Using apneas and hypopneas compared with apneas only affects the classification of predominant obstructive sleep apnea (OSA) significantly among patients who are hospitalized for atrial fibrillation (AF), according to a retrospective study published in Sleep Medicine.
Investigators performed a retrospective analysis of data from patients with AF and preserved ejection fraction to determine the classification of sleep-disordered breathing (SDB) by using either apneas and hypopneas or apneas only. A total of 211 patients were included in the final analysis (146 men; mean age, 68.7±8.5 years).
Overall, hypopneas represented >50% of all respiratory-related events. Based on apneas only, approximately 44% of patients had predominant central sleep apnea (CSA) and 46% of patients had predominant OSA. The proportion of patients with OSA was higher (56%) based on both apneas and hypopneas.
In addition, the proportion of patients with CSA was lower based on the apnea and hypopnea classification system (36%). The researchers then analyzed a subgroup of patients with moderate to severe SDB and found that based on apneas only, predominant CSA was present in 55.2% of patients vs 42.1% with apneas and hypopneas.
Patients included in this study were receiving treatment at a tertiary care center, limiting the ability to apply these results to patients in primary care centers. Investigators also suggested that the potential failure in capturing all patients during the screening process represented an additional limitation of the study.
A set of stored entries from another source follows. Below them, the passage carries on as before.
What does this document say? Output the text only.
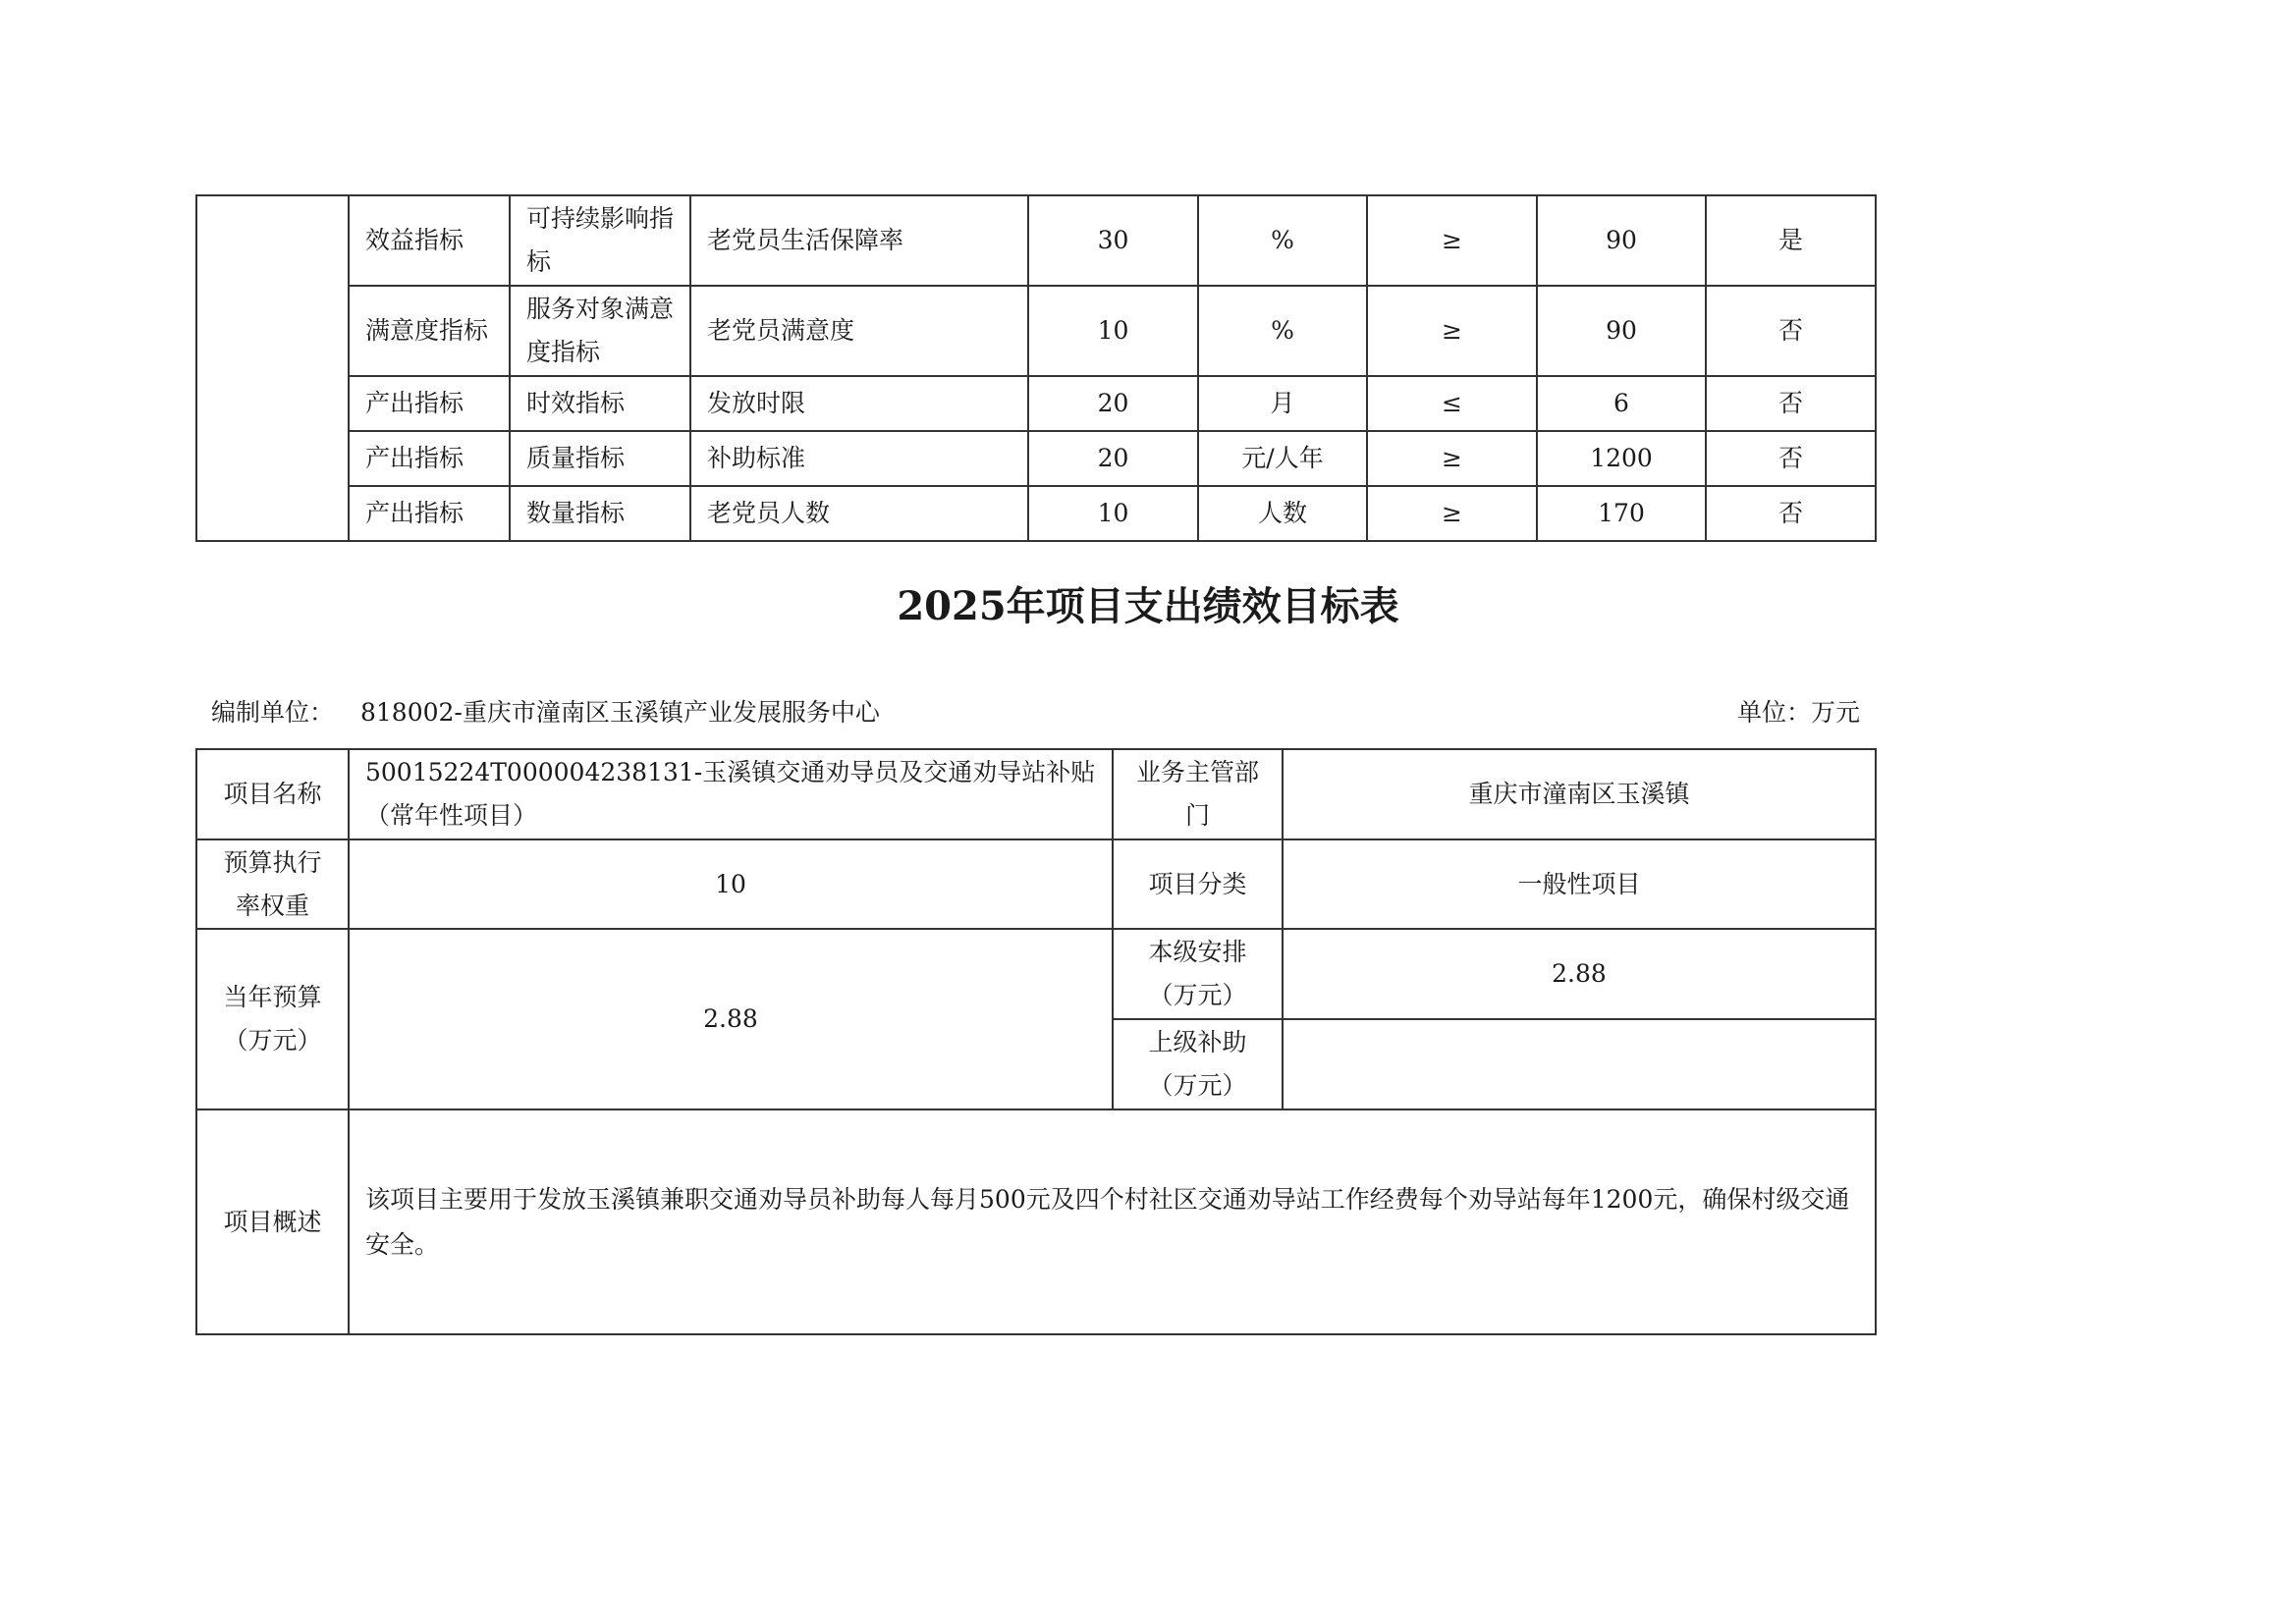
	效益指标	可持续影响指标	老党员生活保障率	30	%	≥	90	是
	满意度指标	服务对象满意度指标	老党员满意度	10	%	≥	90	否
	产出指标	时效指标	发放时限	20	月	≤	6	否
	产出指标	质量指标	补助标准	20	元/人年	≥	1200	否
	产出指标	数量指标	老党员人数	10	人数	≥	170	否
2025年项目支出绩效目标表
编制单位： 818002-重庆市潼南区玉溪镇产业发展服务中心	单位：万元
项目名称	50015224T000004238131-玉溪镇交通劝导员及交通劝导站补贴（常年性项目）	业务主管部门	重庆市潼南区玉溪镇
预算执行率权重	10	项目分类	一般性项目
当年预算（万元）	2.88	本级安排（万元）	2.88
		上级补助（万元）	
项目概述	该项目主要用于发放玉溪镇兼职交通劝导员补助每人每月500元及四个村社区交通劝导站工作经费每个劝导站每年1200元，确保村级交通安全。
“To our knowledge, there are no data available on whether apneas and hypopneas have a different prognostic effect in patients with [AF],” the investigators wrote. “It is possible that the extent of hypoxemia, arousals, and autonomic nervous system activation could be comparable, suggesting that the inclusion of hypopneas in any classification system is important.”
Reference
Strotmann J, Fox H, Bitter T, et al. Predominant obstructive or central sleep apnea in patients with atrial fibrillation: influence of characterizing apneas versus apneas and hypopneas. Sleep Med. 2017;37:66-71.